Après l’Indépendance de la Haute-Volta, le coton est resté l’orientation majeure pour le développement du pays. Le Burkina Faso, rencontrant des difficultés économiques, reçut des aides extérieures, représentées sur place par la CFDT ou par le bureau pour le développement de la production agricole ou BDPA. Le pays, divisé en organismes régionaux de développement, avait pour objectif principal de produire du coton et de l’arachide. Mais, à la fin des années 1960, un nouveau cycle de sécheresse obligea à recentrer la priorité sur les productions vivrières (Marchal, 1982).

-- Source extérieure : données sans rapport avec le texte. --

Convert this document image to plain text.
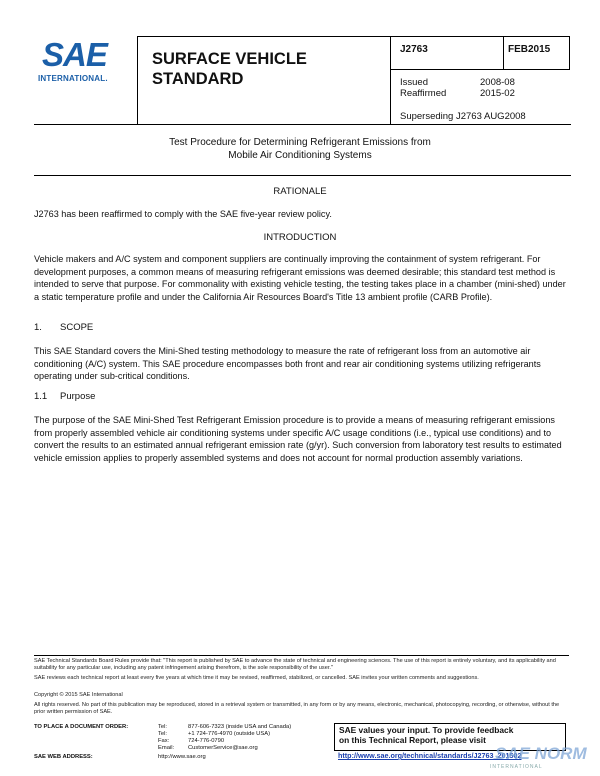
SAE
INTERNATIONAL.
SURFACE VEHICLE
STANDARD
J2763	FEB2015
Issued	2008-08
Reaffirmed	2015-02
Superseding J2763 AUG2008
Test Procedure for Determining Refrigerant Emissions from
Mobile Air Conditioning Systems
RATIONALE
J2763 has been reaffirmed to comply with the SAE five-year review policy.
INTRODUCTION
Vehicle makers and A/C system and component suppliers are continually improving the containment of system refrigerant. For development purposes, a common means of measuring refrigerant emissions was deemed desirable; this standard test method is intended to serve that purpose. For commonality with existing vehicle testing, the testing takes place in a chamber (mini-shed) under a static temperature profile and under the California Air Resources Board's Title 13 ambient profile (CARB Profile).
1. SCOPE
This SAE Standard covers the Mini-Shed testing methodology to measure the rate of refrigerant loss from an automotive air conditioning (A/C) system. This SAE procedure encompasses both front and rear air conditioning systems utilizing refrigerants operating under sub-critical conditions.
1.1 Purpose
The purpose of the SAE Mini-Shed Test Refrigerant Emission procedure is to provide a means of measuring refrigerant emissions from properly assembled vehicle air conditioning systems under specific A/C usage conditions (i.e., typical use conditions) and to convert the results to an estimated annual refrigerant emission rate (g/yr). Such conversion from laboratory test results to estimated vehicle emission applies to properly assembled systems and does not account for normal production assembly variations.
SAE Technical Standards Board Rules provide that: "This report is published by SAE to advance the state of technical and engineering sciences. The use of this report is entirely voluntary, and its applicability and suitability for any particular use, including any patent infringement arising therefrom, is the sole responsibility of the user."
SAE reviews each technical report at least every five years at which time it may be revised, reaffirmed, stabilized, or cancelled. SAE invites your written comments and suggestions.
Copyright © 2015 SAE International
All rights reserved. No part of this publication may be reproduced, stored in a retrieval system or transmitted, in any form or by any means, electronic, mechanical, photocopying, recording, or otherwise, without the prior written permission of SAE.
TO PLACE A DOCUMENT ORDER:	Tel:	877-606-7323 (inside USA and Canada)
Tel:	+1 724-776-4970 (outside USA)
Fax:	724-776-0790
Email: CustomerService@sae.org
SAE WEB ADDRESS:	http://www.sae.org
SAE values your input. To provide feedback
on this Technical Report, please visit
http://www.sae.org/technical/standards/J2763_201502
SAE NORM
INTERNATIONAL
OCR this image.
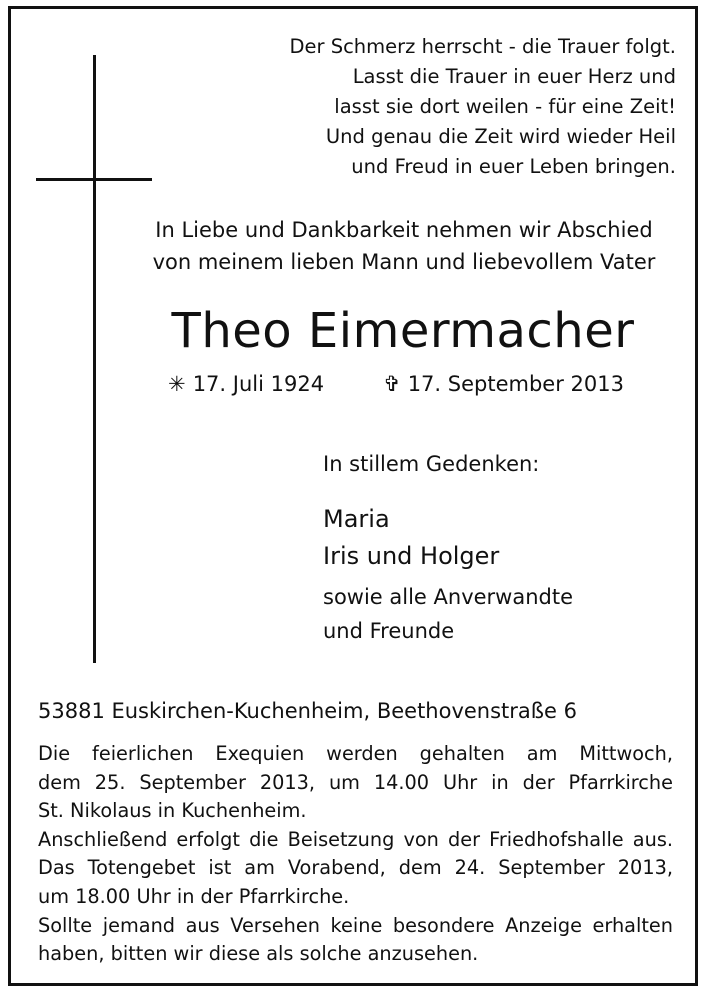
Der Schmerz herrscht - die Trauer folgt.
Lasst die Trauer in euer Herz und
lasst sie dort weilen - für eine Zeit!
Und genau die Zeit wird wieder Heil
und Freud in euer Leben bringen.
In Liebe und Dankbarkeit nehmen wir Abschied
von meinem lieben Mann und liebevollem Vater
Theo Eimermacher
✳ 17. Juli 1924	✞ 17. September 2013
In stillem Gedenken:
Maria
Iris und Holger
sowie alle Anverwandte
und Freunde
53881 Euskirchen-Kuchenheim, Beethovenstraße 6
Die feierlichen Exequien werden gehalten am Mittwoch,
dem 25. September 2013, um 14.00 Uhr in der Pfarrkirche
St. Nikolaus in Kuchenheim.
Anschließend erfolgt die Beisetzung von der Friedhofshalle aus.
Das Totengebet ist am Vorabend, dem 24. September 2013,
um 18.00 Uhr in der Pfarrkirche.
Sollte jemand aus Versehen keine besondere Anzeige erhalten
haben, bitten wir diese als solche anzusehen.
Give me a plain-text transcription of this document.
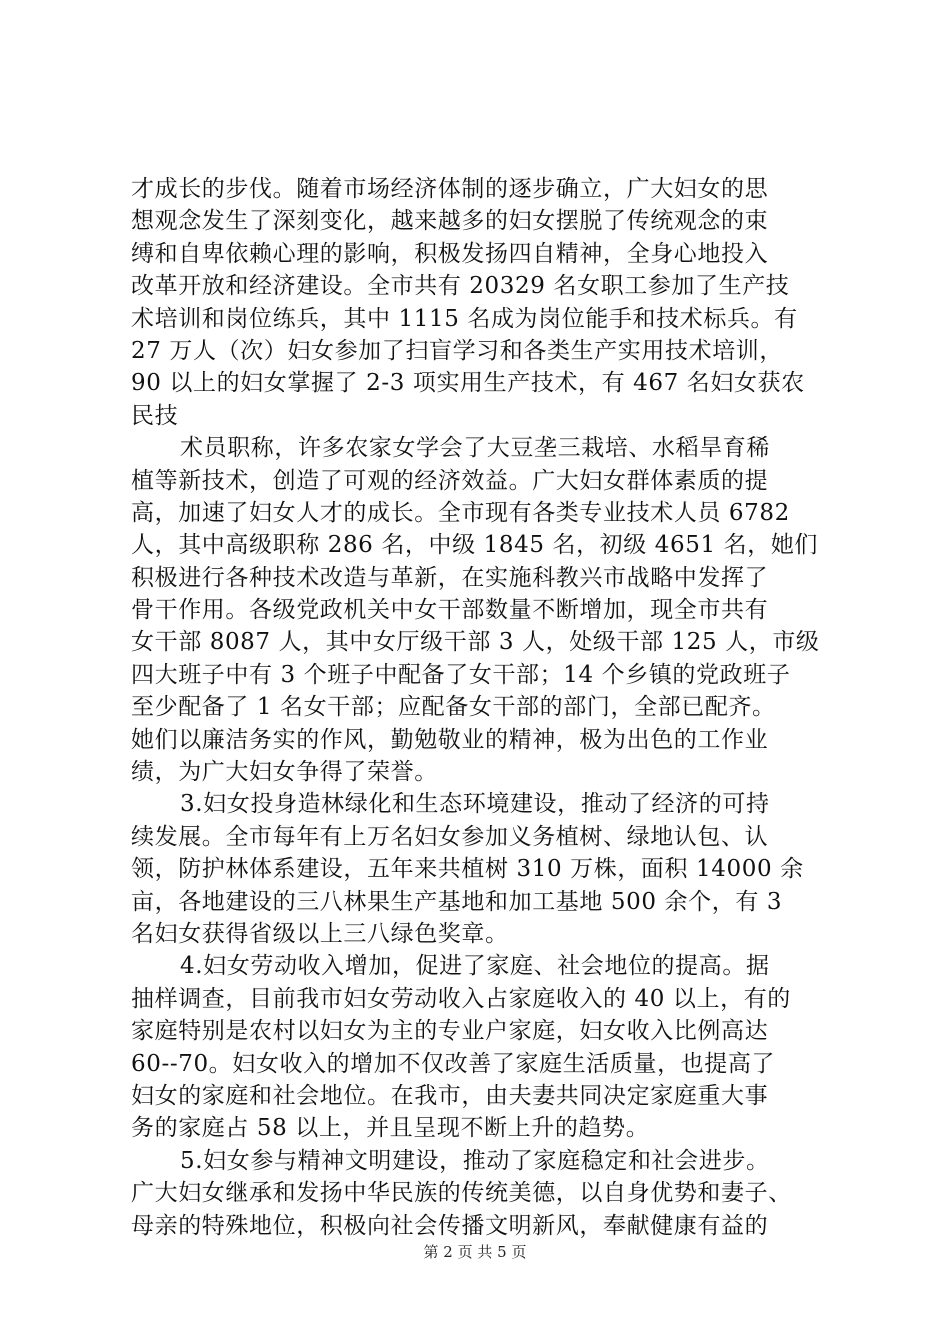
才成长的步伐。随着市场经济体制的逐步确立，广大妇女的思
想观念发生了深刻变化，越来越多的妇女摆脱了传统观念的束
缚和自卑依赖心理的影响，积极发扬四自精神，全身心地投入
改革开放和经济建设。全市共有 20329 名女职工参加了生产技
术培训和岗位练兵，其中 1115 名成为岗位能手和技术标兵。有
27 万人（次）妇女参加了扫盲学习和各类生产实用技术培训，
90 以上的妇女掌握了 2-3 项实用生产技术，有 467 名妇女获农
民技
术员职称，许多农家女学会了大豆垄三栽培、水稻旱育稀
植等新技术，创造了可观的经济效益。广大妇女群体素质的提
高，加速了妇女人才的成长。全市现有各类专业技术人员 6782
人，其中高级职称 286 名，中级 1845 名，初级 4651 名，她们
积极进行各种技术改造与革新，在实施科教兴市战略中发挥了
骨干作用。各级党政机关中女干部数量不断增加，现全市共有
女干部 8087 人，其中女厅级干部 3 人，处级干部 125 人，市级
四大班子中有 3 个班子中配备了女干部；14 个乡镇的党政班子
至少配备了 1 名女干部；应配备女干部的部门，全部已配齐。
她们以廉洁务实的作风，勤勉敬业的精神，极为出色的工作业
绩，为广大妇女争得了荣誉。
3.妇女投身造林绿化和生态环境建设，推动了经济的可持
续发展。全市每年有上万名妇女参加义务植树、绿地认包、认
领，防护林体系建设，五年来共植树 310 万株，面积 14000 余
亩，各地建设的三八林果生产基地和加工基地 500 余个，有 3
名妇女获得省级以上三八绿色奖章。
4.妇女劳动收入增加，促进了家庭、社会地位的提高。据
抽样调查，目前我市妇女劳动收入占家庭收入的 40 以上，有的
家庭特别是农村以妇女为主的专业户家庭，妇女收入比例高达
60--70。妇女收入的增加不仅改善了家庭生活质量，也提高了
妇女的家庭和社会地位。在我市，由夫妻共同决定家庭重大事
务的家庭占 58 以上，并且呈现不断上升的趋势。
5.妇女参与精神文明建设，推动了家庭稳定和社会进步。
广大妇女继承和发扬中华民族的传统美德，以自身优势和妻子、
母亲的特殊地位，积极向社会传播文明新风，奉献健康有益的
第 2 页 共 5 页
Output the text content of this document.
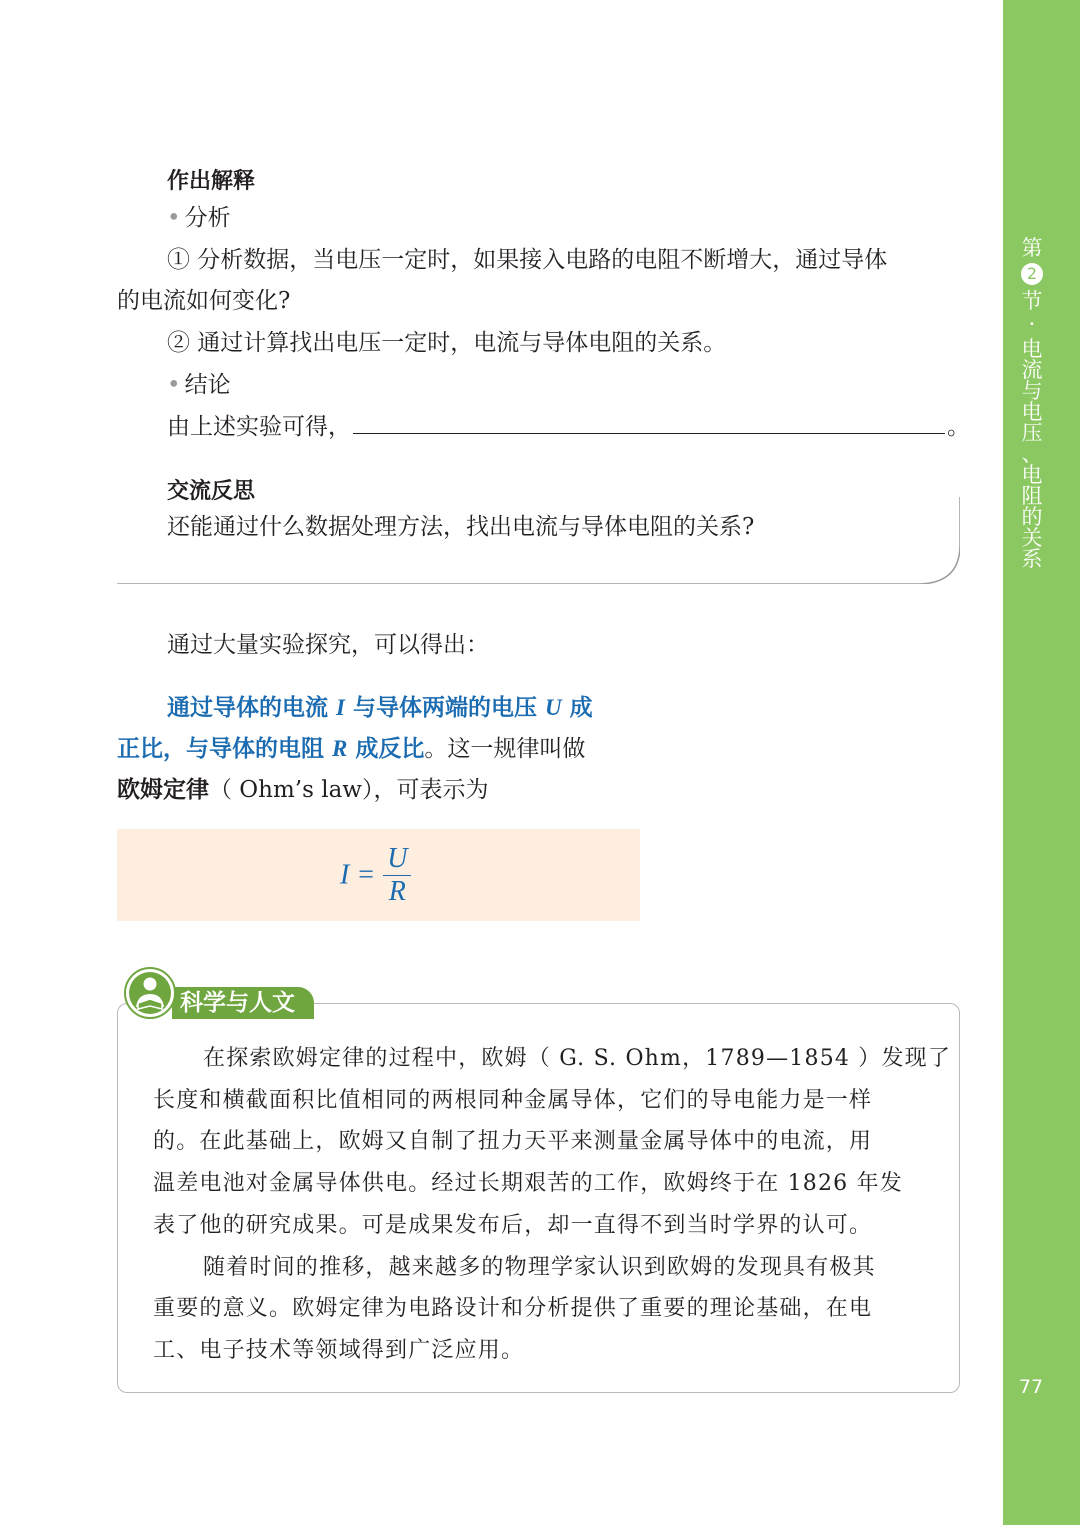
第
2
节
·
电
流
与
电
压
、
电
阻
的
关
系
77
作出解释
• 分析
① 分析数据，当电压一定时，如果接入电路的电阻不断增大，通过导体
的电流如何变化?
② 通过计算找出电压一定时，电流与导体电阻的关系。
• 结论
由上述实验可得，	。
交流反思
还能通过什么数据处理方法，找出电流与导体电阻的关系?
通过大量实验探究，可以得出：
通过导体的电流 I 与导体两端的电压 U 成
正比，与导体的电阻 R 成反比。这一规律叫做
欧姆定律（ Ohm’s law），可表示为
$I = \frac{U}{R}$
科学与人文
在探索欧姆定律的过程中，欧姆（ G. S. Ohm，1789—1854 ）发现了
长度和横截面积比值相同的两根同种金属导体，它们的导电能力是一样
的。在此基础上，欧姆又自制了扭力天平来测量金属导体中的电流，用
温差电池对金属导体供电。经过长期艰苦的工作，欧姆终于在 1826 年发
表了他的研究成果。可是成果发布后，却一直得不到当时学界的认可。
随着时间的推移，越来越多的物理学家认识到欧姆的发现具有极其
重要的意义。欧姆定律为电路设计和分析提供了重要的理论基础，在电
工、电子技术等领域得到广泛应用。
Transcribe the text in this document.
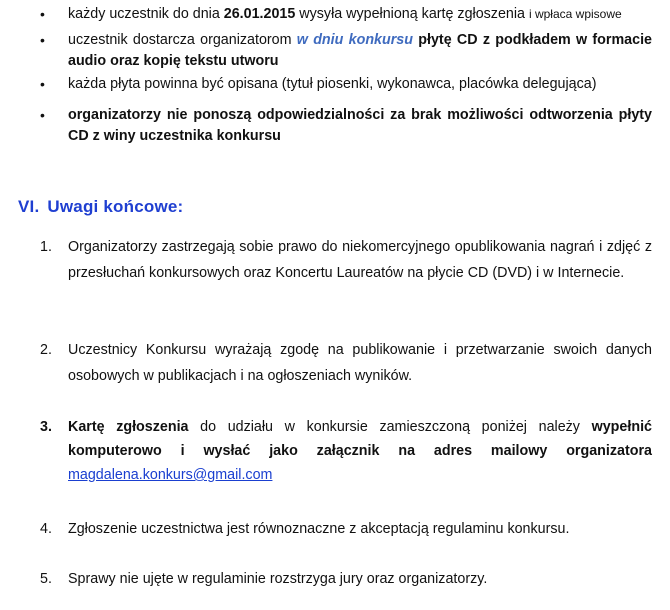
• każdy uczestnik do dnia 26.01.2015 wysyła wypełnioną kartę zgłoszenia i wpłaca wpisowe
• uczestnik dostarcza organizatorom w dniu konkursu płytę CD z podkładem w formacie audio oraz kopię tekstu utworu
• każda płyta powinna być opisana (tytuł piosenki, wykonawca, placówka delegująca)
• organizatorzy nie ponoszą odpowiedzialności za brak możliwości odtworzenia płyty CD z winy uczestnika konkursu
VI. Uwagi końcowe:
1. Organizatorzy zastrzegają sobie prawo do niekomercyjnego opublikowania nagrań i zdjęć z przesłuchań konkursowych oraz Koncertu Laureatów na płycie CD (DVD) i w Internecie.
2. Uczestnicy Konkursu wyrażają zgodę na publikowanie i przetwarzanie swoich danych osobowych w publikacjach i na ogłoszeniach wyników.
3. Kartę zgłoszenia do udziału w konkursie zamieszczoną poniżej należy wypełnić komputerowo i wysłać jako załącznik na adres mailowy organizatora magdalena.konkurs@gmail.com
4. Zgłoszenie uczestnictwa jest równoznaczne z akceptacją regulaminu konkursu.
5. Sprawy nie ujęte w regulaminie rozstrzyga jury oraz organizatorzy.
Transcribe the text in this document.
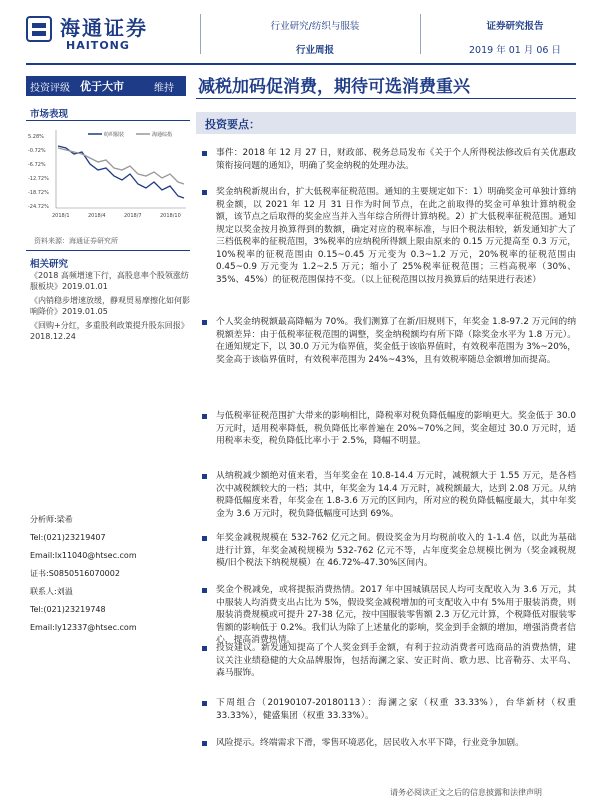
海通证券
HAITONG
行业研究/纺织与服装
行业周报
证券研究报告
2019 年 01 月 06 日
投资评级 优于大市	维持
市场表现
5.28%
-0.72%
-6.72%
-12.72%
-18.72%
-24.72%
纺织服装	海通综指
2018/1	2018/4	2018/7	2018/10
资料来源：海通证券研究所
相关研究
《2018 高频增速下行，高股息率个股领涨纺服板块》2019.01.01
《内销稳步增速放缓，静观贸易摩擦化如何影响降价》2019.01.05
《回购+分红，多重股利政策提升股东回报》2018.12.24
分析师:梁希
Tel:(021)23219407
Email:lx11040@htsec.com
证书:S0850516070002
联系人:刘溢
Tel:(021)23219748
Email:ly12337@htsec.com
减税加码促消费，期待可选消费重兴
投资要点：
事件：2018 年 12 月 27 日，财政部、税务总局发布《关于个人所得税法修改后有关优惠政策衔接问题的通知》，明确了奖金纳税的处理办法。
奖金纳税新规出台，扩大低税率征税范围。通知的主要规定如下：1）明确奖金可单独计算纳税金额，以 2021 年 12 月 31 日作为时间节点，在此之前取得的奖金可单独计算纳税金额，该节点之后取得的奖金应当并入当年综合所得计算纳税。2）扩大低税率征税范围。通知规定以奖金按月换算得到的数额，确定对应的税率标准，与旧个税法相较，新发通知扩大了三档低税率的征税范围，3%税率的应纳税所得额上限由原来的 0.15 万元提高至 0.3 万元，10%税率的征税范围由 0.15~0.45 万元变为 0.3~1.2 万元，20%税率的征税范围由 0.45~0.9 万元变为 1.2~2.5 万元；缩小了 25%税率征税范围；三档高税率（30%、35%、45%）的征税范围保持不变。（以上征税范围以按月换算后的结果进行表述）
个人奖金纳税额最高降幅为 70%。我们测算了在新/旧规则下，年奖金 1.8-97.2 万元间的纳税额差异：由于低税率征税范围的调整，奖金纳税额均有所下降（除奖金水平为 1.8 万元）。在通知规定下，以 30.0 万元为临界值，奖金低于该临界值时，有效税率范围为 3%~20%，奖金高于该临界值时，有效税率范围为 24%~43%，且有效税率随总金额增加而提高。
与低税率征税范围扩大带来的影响相比，降税率对税负降低幅度的影响更大。奖金低于 30.0 万元时，适用税率降低，税负降低比率普遍在 20%~70%之间，奖金超过 30.0 万元时，适用税率未变，税负降低比率小于 2.5%，降幅不明显。
从纳税减少额绝对值来看，当年奖金在 10.8-14.4 万元时，减税额大于 1.55 万元，是各档次中减税额较大的一档；其中，年奖金为 14.4 万元时，减税额最大，达到 2.08 万元。从纳税降低幅度来看，年奖金在 1.8-3.6 万元的区间内，所对应的税负降低幅度最大，其中年奖金为 3.6 万元时，税负降低幅度可达到 69%。
年奖金减税规模在 532-762 亿元之间。假设奖金为月均税前收入的 1-1.4 倍，以此为基础进行计算，年奖金减税规模为 532-762 亿元不等，占年度奖金总规模比例为（奖金减税规模/旧个税法下纳税规模）在 46.72%-47.30%区间内。
奖金个税减免，或将提振消费热情。2017 年中国城镇居民人均可支配收入为 3.6 万元，其中服装人均消费支出占比为 5%，假设奖金减税增加的可支配收入中有 5%用于服装消费，则服装消费规模或可提升 27-38 亿元，按中国服装零售额 2.3 万亿元计算，个税降低对服装零售额的影响低于 0.2%。我们认为除了上述量化的影响，奖金到手金额的增加，增强消费者信心，提高消费热情。
投资建议。新发通知提高了个人奖金到手金额，有利于拉动消费者可选商品的消费热情，建议关注业绩稳健的大众品牌服饰，包括海澜之家、安正时尚、歌力思、比音勒芬、太平鸟、森马服饰。
下周组合（20190107-20180113）：海澜之家（权重 33.33%），台华新材（权重 33.33%），健盛集团（权重 33.33%）。
风险提示。终端需求下滑，零售环境恶化，居民收入水平下降，行业竞争加剧。
请务必阅读正文之后的信息披露和法律声明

De 1971 à 1976, le projet coton ouest Volta, ou PCOV, co-financé par la Banque Mondiale et par l’Etat burkinabé, stimula l’émergence d’une aire privilégiée de culture cotonnière (Schwartz, 1993). L’Ouest voltaïque s’est alors transformé sous l’action gouvernementale impulsant un développement qui devait répandre la culture de rente tout en respectant les structures traditionnelles locales (Hartog, 1985). Dans les faits, l’introduction des cultures commerciales par la colonisation a provoqué une rupture des systèmes traditionnels avec pour conséquences une réduction de la jachère, un défrichement abusif et la mise en culture de terres impropres (Charrière, 1984). Cette zone de culture assurait l’essentiel de la production nationale cotonnière et lors de la campagne 1988-1989, 7 des 30 anciennes provinces produisaient à elles seules 172 652 tonnes de coton graine, soit 95% du coton commercialisé, sur 20 % du territoire. Ces sept provinces (Fig. n°3 p45), à savoir le Mouhoun, le Houet, le Kénédougou et partiellement la Kossi, le Sourou, la Bougouriba et la Comoé (PDRI HKM, 1995) constituaient dès lors la région cotonnière (Belem, 1986). Le développement du coton

répondait aux objectifs clairement définis par le gouvernement, dès 1980. Ceux-ci visaient à asseoir le développement économique sur le développement agricole et étaient fondés sur l’idée que l’augmentation de la production et de la productivité cotonnière devaient engendrer de nouvelles activités et une hausse des emplois en amont et en aval (Marchal, 1982).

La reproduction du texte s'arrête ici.